King Kong is a perfect film. I don’t think I’d realized before. It’s always hard to talk about films like Kong, influential standards of American cinema. I want to talk about how its structure still sets the tone for modern films–the gradual lead-in (it’s forty-some minutes before Kong shows up), the non-stop action of the second half, how establishing characters well in the beginning means they can go without dialogue for twenty minutes and still be affecting. Or the special effects. I’d love to talk about the special effects, like how I’d never noticed the absolutely brilliant sound design–the most effective stop motion moments are the ones with the people Kong interacts with. Murray Spivack’s sound brings them fully to life–best evidenced as Kong’s rampaging through the village and attacks a house. It engenders concern for the inhabitants, who must have been six inch dolls.
But Kong isn’t a perfect film for its impact. It’s perfect because of itself. The film opens with the scene on the docks, quickly establishing the peculiar tone of the first half. Everyone sort of takes Robert Armstrong’s gung ho filmmaker with a grain of salt. They’re bemused by him. Armstrong’s perfect for the role, big and amiable, it’s hard to be mad at him when he does something selfish and stupid. Just like the characters, who get themselves into the mess by listening to him and knowing better, so does the audience. Armstrong’s like a big kid for lots of Kong, always coming up with the best action after the consequence.
That first scene also goes far in establishing Bruce Cabot. Cabot’s character is Kong‘s most interesting–as is the way the film handles him. The scene with Cabot ranting to Fay Wray about women not belonging on ships–we’re supposed to understand it’s Cabot who’s off, not Wray. Regardless of whether or not he’s right, the first forty minutes of Kong are about Cabot learning to stop acting like a little boy (which Armstrong never has to do). It makes the romance between Cabot and Wray a wonderful one to watch unfold–that “Yes, sir” following their first kiss elicits a fantastic mood.
These scenes all happen long before Kong shows up, long before the roller coaster starts. I didn’t even get to the coffee shop scene, where Armstrong’s enthusiasm even gets the viewer going–promising everyone, viewer and Wray alike, the wait will be worth it.

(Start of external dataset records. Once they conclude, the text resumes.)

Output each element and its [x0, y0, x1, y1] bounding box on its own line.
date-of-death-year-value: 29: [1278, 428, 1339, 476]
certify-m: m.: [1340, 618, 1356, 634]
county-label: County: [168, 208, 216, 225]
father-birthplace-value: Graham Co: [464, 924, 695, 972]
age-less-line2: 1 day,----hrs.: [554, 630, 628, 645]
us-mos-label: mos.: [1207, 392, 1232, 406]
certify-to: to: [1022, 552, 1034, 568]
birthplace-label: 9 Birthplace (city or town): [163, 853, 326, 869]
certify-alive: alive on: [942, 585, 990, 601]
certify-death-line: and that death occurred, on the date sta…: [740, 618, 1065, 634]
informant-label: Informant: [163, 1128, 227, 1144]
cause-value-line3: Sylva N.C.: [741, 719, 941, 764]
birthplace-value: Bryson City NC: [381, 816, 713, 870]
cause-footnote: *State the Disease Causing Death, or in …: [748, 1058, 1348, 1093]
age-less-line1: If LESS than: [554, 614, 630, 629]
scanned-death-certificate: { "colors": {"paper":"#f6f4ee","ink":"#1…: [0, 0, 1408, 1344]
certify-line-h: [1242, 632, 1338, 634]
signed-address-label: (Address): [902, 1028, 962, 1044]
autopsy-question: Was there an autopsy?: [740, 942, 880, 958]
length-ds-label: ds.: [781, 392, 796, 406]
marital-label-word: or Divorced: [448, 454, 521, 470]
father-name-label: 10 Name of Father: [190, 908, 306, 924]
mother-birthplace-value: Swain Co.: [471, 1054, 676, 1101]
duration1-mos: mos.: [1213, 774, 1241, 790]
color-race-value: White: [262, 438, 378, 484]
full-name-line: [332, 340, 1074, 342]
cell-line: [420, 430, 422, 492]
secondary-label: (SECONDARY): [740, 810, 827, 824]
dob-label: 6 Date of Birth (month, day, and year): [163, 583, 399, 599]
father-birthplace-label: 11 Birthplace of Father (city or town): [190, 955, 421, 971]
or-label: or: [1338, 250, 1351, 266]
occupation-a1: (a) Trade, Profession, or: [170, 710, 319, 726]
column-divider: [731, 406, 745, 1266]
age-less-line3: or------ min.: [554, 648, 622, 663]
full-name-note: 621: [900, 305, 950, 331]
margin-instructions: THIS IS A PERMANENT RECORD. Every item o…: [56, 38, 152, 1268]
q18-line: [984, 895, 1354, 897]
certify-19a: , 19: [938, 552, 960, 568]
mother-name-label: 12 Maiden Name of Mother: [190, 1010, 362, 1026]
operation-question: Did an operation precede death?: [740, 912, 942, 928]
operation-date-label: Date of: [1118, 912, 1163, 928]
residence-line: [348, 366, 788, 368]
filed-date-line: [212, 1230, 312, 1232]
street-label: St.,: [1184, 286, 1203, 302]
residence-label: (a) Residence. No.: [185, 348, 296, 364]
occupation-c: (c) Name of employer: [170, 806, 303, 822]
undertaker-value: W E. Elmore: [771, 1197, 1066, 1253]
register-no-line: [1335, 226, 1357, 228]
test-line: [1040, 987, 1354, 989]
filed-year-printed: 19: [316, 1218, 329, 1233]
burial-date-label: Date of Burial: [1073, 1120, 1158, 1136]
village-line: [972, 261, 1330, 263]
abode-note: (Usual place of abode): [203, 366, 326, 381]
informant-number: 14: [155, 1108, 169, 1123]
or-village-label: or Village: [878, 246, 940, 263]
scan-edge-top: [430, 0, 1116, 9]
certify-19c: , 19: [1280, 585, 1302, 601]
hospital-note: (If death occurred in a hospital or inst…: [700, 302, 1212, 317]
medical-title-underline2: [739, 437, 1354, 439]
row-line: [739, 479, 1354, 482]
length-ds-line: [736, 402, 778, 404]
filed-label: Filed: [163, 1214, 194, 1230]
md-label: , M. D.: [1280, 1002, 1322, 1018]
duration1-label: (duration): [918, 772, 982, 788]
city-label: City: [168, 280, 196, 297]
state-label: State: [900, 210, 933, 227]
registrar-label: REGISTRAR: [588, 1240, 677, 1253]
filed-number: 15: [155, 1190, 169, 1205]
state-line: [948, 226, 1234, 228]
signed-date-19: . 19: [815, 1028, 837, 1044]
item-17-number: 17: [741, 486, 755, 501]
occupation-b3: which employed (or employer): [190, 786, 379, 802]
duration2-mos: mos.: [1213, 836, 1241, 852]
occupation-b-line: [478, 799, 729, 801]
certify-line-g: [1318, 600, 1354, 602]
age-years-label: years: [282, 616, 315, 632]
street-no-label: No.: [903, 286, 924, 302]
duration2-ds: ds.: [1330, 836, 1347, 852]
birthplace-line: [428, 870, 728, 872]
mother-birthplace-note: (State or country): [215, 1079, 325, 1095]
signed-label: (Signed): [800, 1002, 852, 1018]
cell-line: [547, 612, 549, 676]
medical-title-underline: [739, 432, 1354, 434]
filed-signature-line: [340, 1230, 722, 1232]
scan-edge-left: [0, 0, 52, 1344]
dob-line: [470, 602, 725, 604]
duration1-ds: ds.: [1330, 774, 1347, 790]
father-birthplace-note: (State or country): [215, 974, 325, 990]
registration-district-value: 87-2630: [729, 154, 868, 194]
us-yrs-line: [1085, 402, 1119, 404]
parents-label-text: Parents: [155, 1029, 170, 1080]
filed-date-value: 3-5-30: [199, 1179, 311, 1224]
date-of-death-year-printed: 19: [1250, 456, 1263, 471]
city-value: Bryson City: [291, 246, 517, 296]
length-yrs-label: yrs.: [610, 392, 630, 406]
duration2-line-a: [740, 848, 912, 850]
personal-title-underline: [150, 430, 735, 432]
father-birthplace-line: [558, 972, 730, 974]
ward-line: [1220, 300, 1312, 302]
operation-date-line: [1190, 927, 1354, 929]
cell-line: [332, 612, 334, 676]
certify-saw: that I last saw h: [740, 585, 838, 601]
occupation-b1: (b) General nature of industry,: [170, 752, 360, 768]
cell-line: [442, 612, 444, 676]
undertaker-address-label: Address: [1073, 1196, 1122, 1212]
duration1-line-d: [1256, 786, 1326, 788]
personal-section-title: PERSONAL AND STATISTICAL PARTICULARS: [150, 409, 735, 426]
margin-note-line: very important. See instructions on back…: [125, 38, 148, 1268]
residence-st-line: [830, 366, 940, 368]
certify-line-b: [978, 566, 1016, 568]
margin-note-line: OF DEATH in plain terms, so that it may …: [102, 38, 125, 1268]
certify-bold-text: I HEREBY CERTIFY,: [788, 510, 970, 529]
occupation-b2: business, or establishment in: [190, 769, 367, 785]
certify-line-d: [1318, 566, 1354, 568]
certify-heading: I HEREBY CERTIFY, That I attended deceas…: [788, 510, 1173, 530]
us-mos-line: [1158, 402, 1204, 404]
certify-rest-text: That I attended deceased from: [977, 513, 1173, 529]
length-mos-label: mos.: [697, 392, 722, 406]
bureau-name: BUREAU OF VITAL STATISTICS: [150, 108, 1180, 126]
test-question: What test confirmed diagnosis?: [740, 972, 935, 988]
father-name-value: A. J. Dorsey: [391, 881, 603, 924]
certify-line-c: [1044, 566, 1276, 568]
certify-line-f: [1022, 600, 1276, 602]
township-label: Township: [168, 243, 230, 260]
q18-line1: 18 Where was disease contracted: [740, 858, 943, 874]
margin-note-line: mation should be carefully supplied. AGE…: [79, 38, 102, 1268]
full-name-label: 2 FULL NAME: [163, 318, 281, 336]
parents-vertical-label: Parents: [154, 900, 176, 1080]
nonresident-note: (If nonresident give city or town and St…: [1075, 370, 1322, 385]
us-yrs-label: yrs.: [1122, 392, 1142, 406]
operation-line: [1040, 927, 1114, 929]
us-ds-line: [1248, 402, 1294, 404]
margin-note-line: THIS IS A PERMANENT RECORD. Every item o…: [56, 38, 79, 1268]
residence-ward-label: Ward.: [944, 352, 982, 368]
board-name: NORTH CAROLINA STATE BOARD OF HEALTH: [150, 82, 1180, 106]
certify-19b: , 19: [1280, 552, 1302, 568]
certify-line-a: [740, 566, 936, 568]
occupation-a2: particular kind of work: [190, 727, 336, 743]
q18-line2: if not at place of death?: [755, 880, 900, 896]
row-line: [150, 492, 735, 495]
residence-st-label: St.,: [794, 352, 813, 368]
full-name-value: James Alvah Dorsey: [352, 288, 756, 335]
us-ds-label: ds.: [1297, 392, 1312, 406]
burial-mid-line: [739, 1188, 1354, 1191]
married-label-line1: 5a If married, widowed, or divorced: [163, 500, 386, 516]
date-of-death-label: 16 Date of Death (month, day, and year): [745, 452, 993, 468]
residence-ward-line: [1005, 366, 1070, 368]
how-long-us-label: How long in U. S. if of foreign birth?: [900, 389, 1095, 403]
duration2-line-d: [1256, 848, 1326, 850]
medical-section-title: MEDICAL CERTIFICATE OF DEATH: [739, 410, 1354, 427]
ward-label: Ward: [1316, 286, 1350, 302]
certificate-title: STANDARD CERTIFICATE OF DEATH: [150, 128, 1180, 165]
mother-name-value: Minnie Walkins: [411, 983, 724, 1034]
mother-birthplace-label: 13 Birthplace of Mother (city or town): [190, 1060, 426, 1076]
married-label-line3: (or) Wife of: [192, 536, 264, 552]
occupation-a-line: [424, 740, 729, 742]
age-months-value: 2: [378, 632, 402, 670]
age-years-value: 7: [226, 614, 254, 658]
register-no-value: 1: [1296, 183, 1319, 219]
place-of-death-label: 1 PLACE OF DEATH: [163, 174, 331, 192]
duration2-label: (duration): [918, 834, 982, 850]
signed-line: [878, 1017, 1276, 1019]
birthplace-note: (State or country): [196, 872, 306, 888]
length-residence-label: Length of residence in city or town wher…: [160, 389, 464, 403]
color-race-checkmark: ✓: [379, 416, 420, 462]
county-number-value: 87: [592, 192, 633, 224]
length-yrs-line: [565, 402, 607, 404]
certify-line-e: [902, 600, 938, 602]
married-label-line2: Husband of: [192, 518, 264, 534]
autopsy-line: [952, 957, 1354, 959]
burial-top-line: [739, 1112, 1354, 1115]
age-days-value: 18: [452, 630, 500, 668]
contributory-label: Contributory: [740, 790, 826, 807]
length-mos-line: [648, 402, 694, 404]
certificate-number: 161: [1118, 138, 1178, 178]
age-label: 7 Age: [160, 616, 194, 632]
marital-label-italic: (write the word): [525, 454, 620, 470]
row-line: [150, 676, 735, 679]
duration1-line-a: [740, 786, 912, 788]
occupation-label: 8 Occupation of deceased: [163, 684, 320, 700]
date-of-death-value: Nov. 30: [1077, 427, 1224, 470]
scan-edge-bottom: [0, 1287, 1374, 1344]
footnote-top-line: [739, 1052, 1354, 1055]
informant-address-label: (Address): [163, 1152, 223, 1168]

And when Kong does show up, it’s clearly worth it. King Kong doesn’t really make the monster a sympathetic character. He tends to chomp on people and his curiosity usually leads to someone dying in a horrific manner, but they do make him into a real character. Utterly insensitive to the chaos he causes, Kong still has these wonderful, inquisitive moments. He’s frequently confused by the little people and it rounds out the film, bringing about emotional concern for him without having to light it in neon. The film reduces Wray’s part to victim at the halfway mark–and she certainly never shows any concern for Kong–which is narratively reasonable. It also puts the onerous on the viewer–if he or she wants to care for Kong, it’s because of his or her response to him, not because the film’s dictating.
Once Kong gets back to New York, the whole thing seems to wrap up in fifteen minutes. There’s the interesting monologue from Armstrong though, regarding what he’s done to Kong. He’s fully aware he’s been culturally insensitive, as well as zoologically, but he doesn’t care. The people don’t care what they’ve done to Kong and Kong doesn’t care what he does for people. It creates an interesting, ego and superego free narrative. Anything the audience wants to bring to it or attribute to it, they’re bringing themselves.
King Kong‘s a lot of things audiences and critics had to come up with new adjectives to describe back in 1933–a romance, an adventure being the two easiest–but it’s simply just a fantastic way to spend a hundred minutes.
Produced and directed by Merian C. Cooper and Ernest B. Schoedsack; screenplay by James Ashmore Creelman and Ruth Rose, based on an idea by Cooper and Edgar Wallace; directors of photography, Edward Linden, J.O. Taylor, Vernon L. Walker and Kenneth Peach; edited by Ted Cheesman; music by Max Steiner; production designer, Carroll Clark; released by RKO Radio Pictures.
Starring Fay Wray (Ann Darrow), Robert Armstrong (Carl Denham), Bruce Cabot (Jack Driscoll), Frank Reicher (Captain Englehorn), Sam Hardy (Charles Weston), Noble Johnson (Skull Island native chief), Steve Clemente (Witch King), James Flavin (Second Mate Briggs) and Victor Wong (Charlie).